Best for Crime Fiction Readers:
Who enjoy reading literary crime fiction.
Who appreciate courtroom dramas.
Who enjoy learning something that they did not necessarily know about when they started reading a work of crime fiction.
Who are interested in the immigrant experience, in this case, that of Korean-Americans.
Miracle Creek will speak especially powerfully to parents and caregivers of those with special needs and differences.
Who don’t mind some sexual content in their mysteries and crime fiction.
Who are interested in the relationship and dynamics between parents - especially mothers - and other mothers, and with their own children.
Pages: 357 (Hardcover)
Hours: 14 hrs. 5 mins. (Audio Book)
A literary courtroom drama about a Korean immigrant family and a young, single mother accused of murdering her eight-year-old autistic son.
My husband asked me to lie. Not a big lie. He probably didn’t even consider it a lie, and neither did I, at first . . .
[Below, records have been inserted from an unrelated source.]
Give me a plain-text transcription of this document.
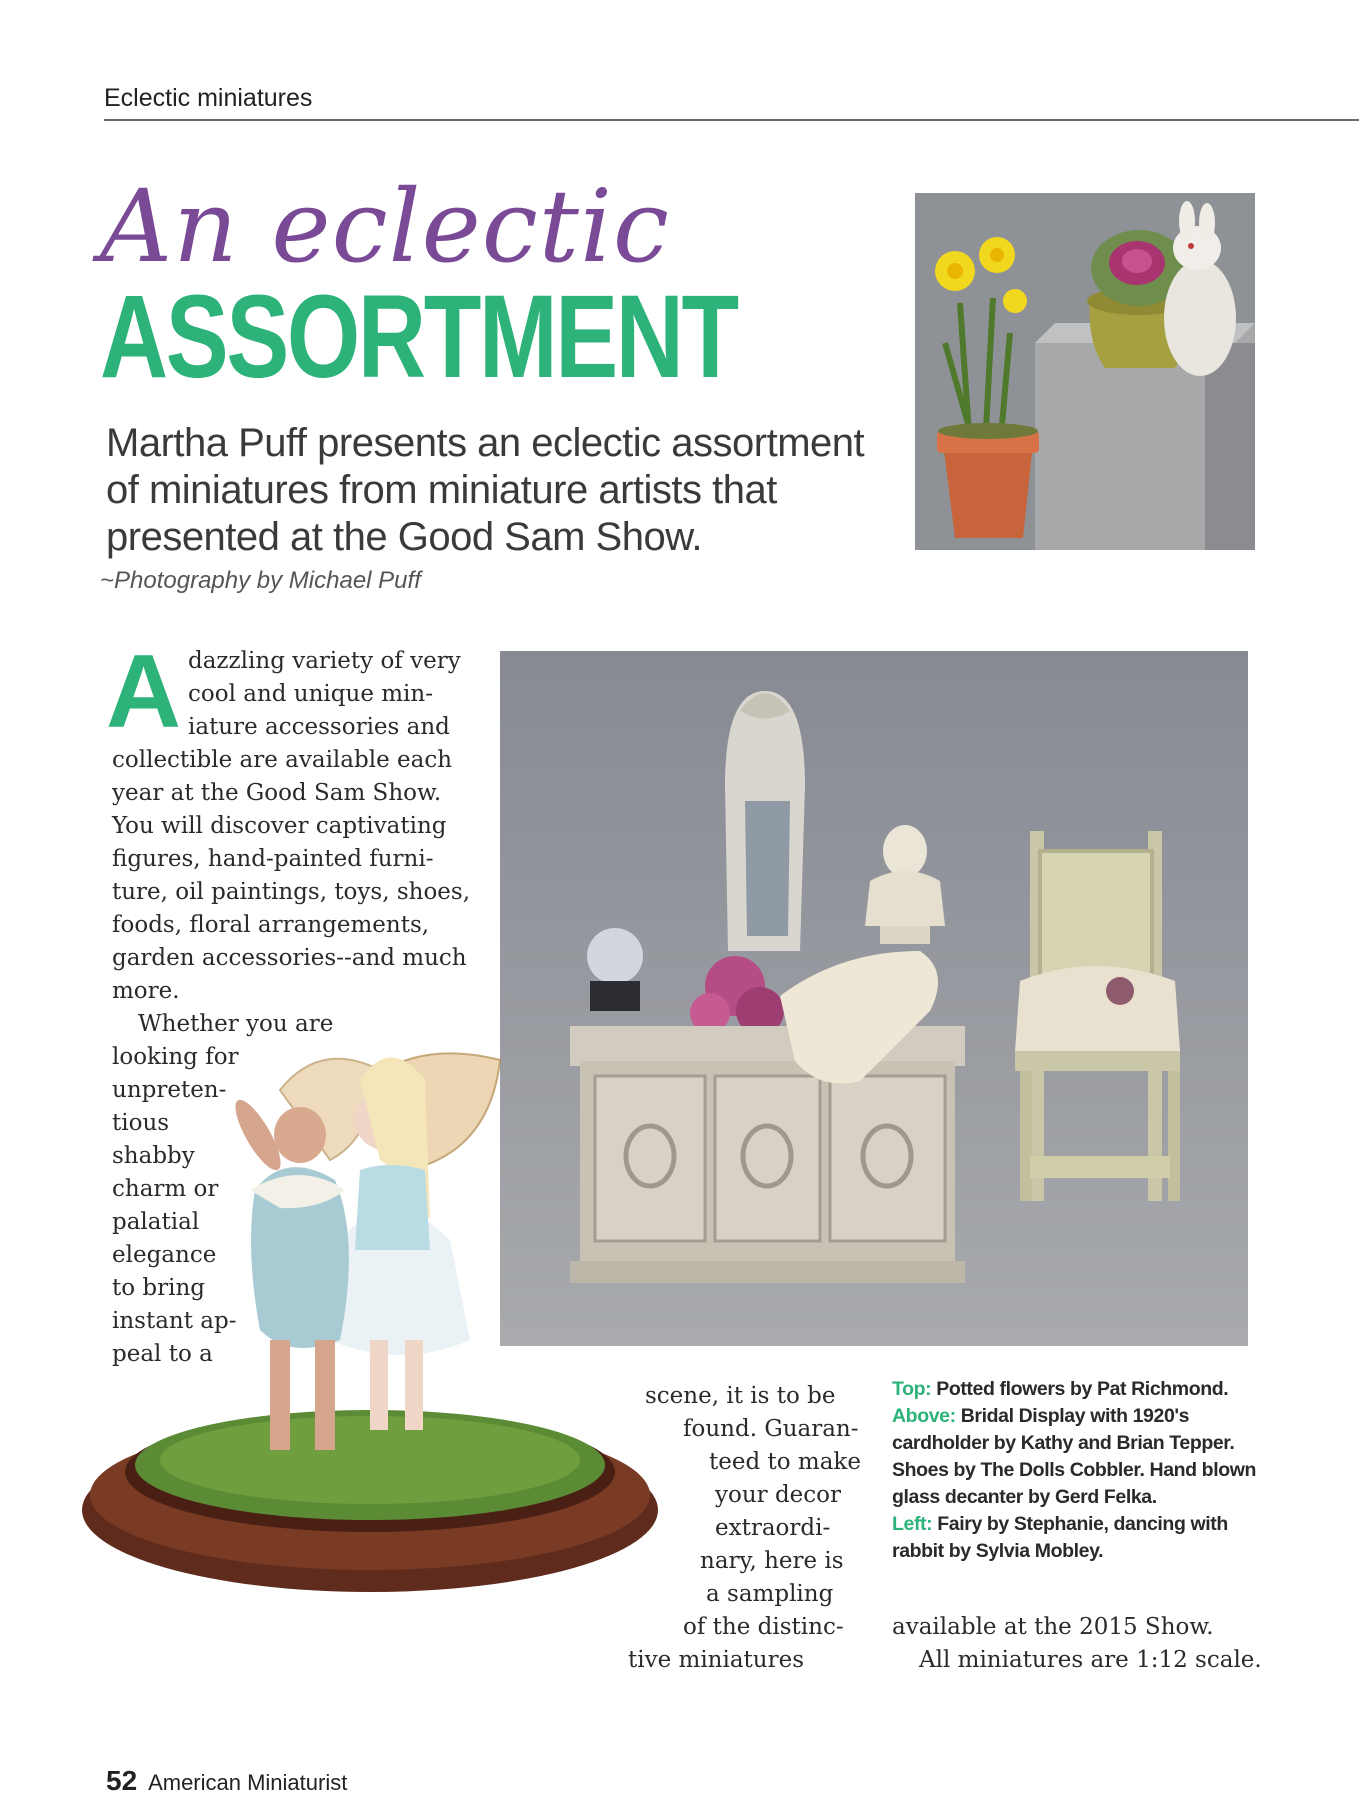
Eclectic miniatures
An eclectic
ASSORTMENT
Martha Puff presents an eclectic assortment of miniatures from miniature artists that presented at the Good Sam Show.
~Photography by Michael Puff
A dazzling variety of very
cool and unique min-
iature accessories and
collectible are available each
year at the Good Sam Show.
You will discover captivating
figures, hand-painted furni-
ture, oil paintings, toys, shoes,
foods, floral arrangements,
garden accessories--and much
more.
Whether you are
looking for
unpreten-
tious
shabby
charm or
palatial
elegance
to bring
instant ap-
peal to a
scene, it is to be
found. Guaran-
teed to make
your decor
extraordi-
nary, here is
a sampling
of the distinc-
tive miniatures
available at the 2015 Show.
All miniatures are 1:12 scale.
Top: Potted flowers by Pat Richmond.
Above: Bridal Display with 1920's cardholder by Kathy and Brian Tepper. Shoes by The Dolls Cobbler. Hand blown glass decanter by Gerd Felka.
Left: Fairy by Stephanie, dancing with rabbit by Sylvia Mobley.
52 American Miniaturist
In the small town of Miracle Creek, Virginia, Young and Pak Yoo run an experimental medical treatment device known as the Miracle Submarine—a pressurized oxygen chamber that patients enter for therapeutic “dives” with the hopes of curing issues like autism or infertility. But when the Miracle Submarine mysteriously explodes, killing two people, a dramatic murder trial upends the Yoos’ small community.
Who or what caused the explosion? Was it the mother of one of the patients, who claimed to be sick that day but was smoking down by the creek? Or was it Young and Pak themselves, hoping to cash in on a big insurance payment and send their daughter to college? The ensuing trial uncovers unimaginable secrets from that night—trysts in the woods, mysterious notes, child-abuse charges—as well as tense rivalries and alliances among a group of people driven to extraordinary degrees of desperation and sacrifice.
Angie Kim’s Miracle Creek is a thoroughly contemporary take on the courtroom drama, drawing on the author’s own life as a Korean immigrant, former trial lawyer, and mother of a real-life “submarine” patient. An addictive debut novel for fans of Liane Moriarty and Celeste Ng, Miracle Creek is both a twisty page-turner and a deeply moving story about the way inconsequential lies and secrets can add up—with tragic consequences.